Methods and Results: We retrospectively analyzed 30 patients who presented to Advocate Christ Medical Center (ACMC) with CP and were considered to be at intermediate risk for acute coronary syndrome after obtaining IRB approval. Patients were treated with our standardized CP protocol and labeled as protocol patients. Our control group consisted of patients with similar demographics and diagnosis but not treated with our CP protocol admitted in the same time period and under our own faculty. This helped remove the bias of different treating attending. Our protocol algorithm consisted of medications, an electrocardiogram (EKG), cardiac troponin I level, and a stress test if indicated.

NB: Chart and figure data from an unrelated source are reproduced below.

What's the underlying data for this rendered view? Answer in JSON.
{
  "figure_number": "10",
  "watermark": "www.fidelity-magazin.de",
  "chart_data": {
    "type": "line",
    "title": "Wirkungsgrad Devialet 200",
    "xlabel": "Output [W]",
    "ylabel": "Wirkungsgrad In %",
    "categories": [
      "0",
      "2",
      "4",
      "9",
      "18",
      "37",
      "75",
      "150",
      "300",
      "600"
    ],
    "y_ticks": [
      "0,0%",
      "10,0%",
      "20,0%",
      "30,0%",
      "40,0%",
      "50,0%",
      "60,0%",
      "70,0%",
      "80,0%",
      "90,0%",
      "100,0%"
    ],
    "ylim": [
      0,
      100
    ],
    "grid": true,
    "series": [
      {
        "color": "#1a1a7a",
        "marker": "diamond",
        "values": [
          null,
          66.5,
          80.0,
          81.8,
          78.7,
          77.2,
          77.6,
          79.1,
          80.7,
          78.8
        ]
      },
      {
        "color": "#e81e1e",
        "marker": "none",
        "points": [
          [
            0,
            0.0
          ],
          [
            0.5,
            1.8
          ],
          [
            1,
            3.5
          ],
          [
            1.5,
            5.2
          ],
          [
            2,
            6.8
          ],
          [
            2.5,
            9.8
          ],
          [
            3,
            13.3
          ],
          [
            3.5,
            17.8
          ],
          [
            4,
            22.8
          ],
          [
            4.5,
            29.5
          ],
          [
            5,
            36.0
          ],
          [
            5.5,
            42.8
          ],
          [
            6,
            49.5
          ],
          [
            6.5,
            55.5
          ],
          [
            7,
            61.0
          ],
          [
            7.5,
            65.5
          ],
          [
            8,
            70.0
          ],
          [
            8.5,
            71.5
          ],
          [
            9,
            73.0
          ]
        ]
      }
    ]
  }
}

Primary clinical endpoints for this study were LOS in hours and CPD for patients in our protocol group compared to control group. LOS in the protocol group was lower compared to the control but the difference was not statistically significant (P = 0.74). The average CPD in the control group (mean = $13,446) was almost $830 more than the protocol group (mean = $14,276, P = 0.827).

Conclusion: Implementation of standardized protocols for patients with CP has proven to be a cost effective strategy at several institutions across the country. Our study showed a reduction in CPD although not statistically significant. LOS was also reduced but did not meet statistical significance mainly due to our small sample size. Previous studies had demonstrated much larger savings between a protocol-driven group and a non-protocol-driven group. On further analysis of our data, our protocol group contained five patients who underwent invasive diagnostic tests including computed tomography for pulmonary embolism scans which were not present in the control group. This accounted for the small reduction in costs for the protocol group.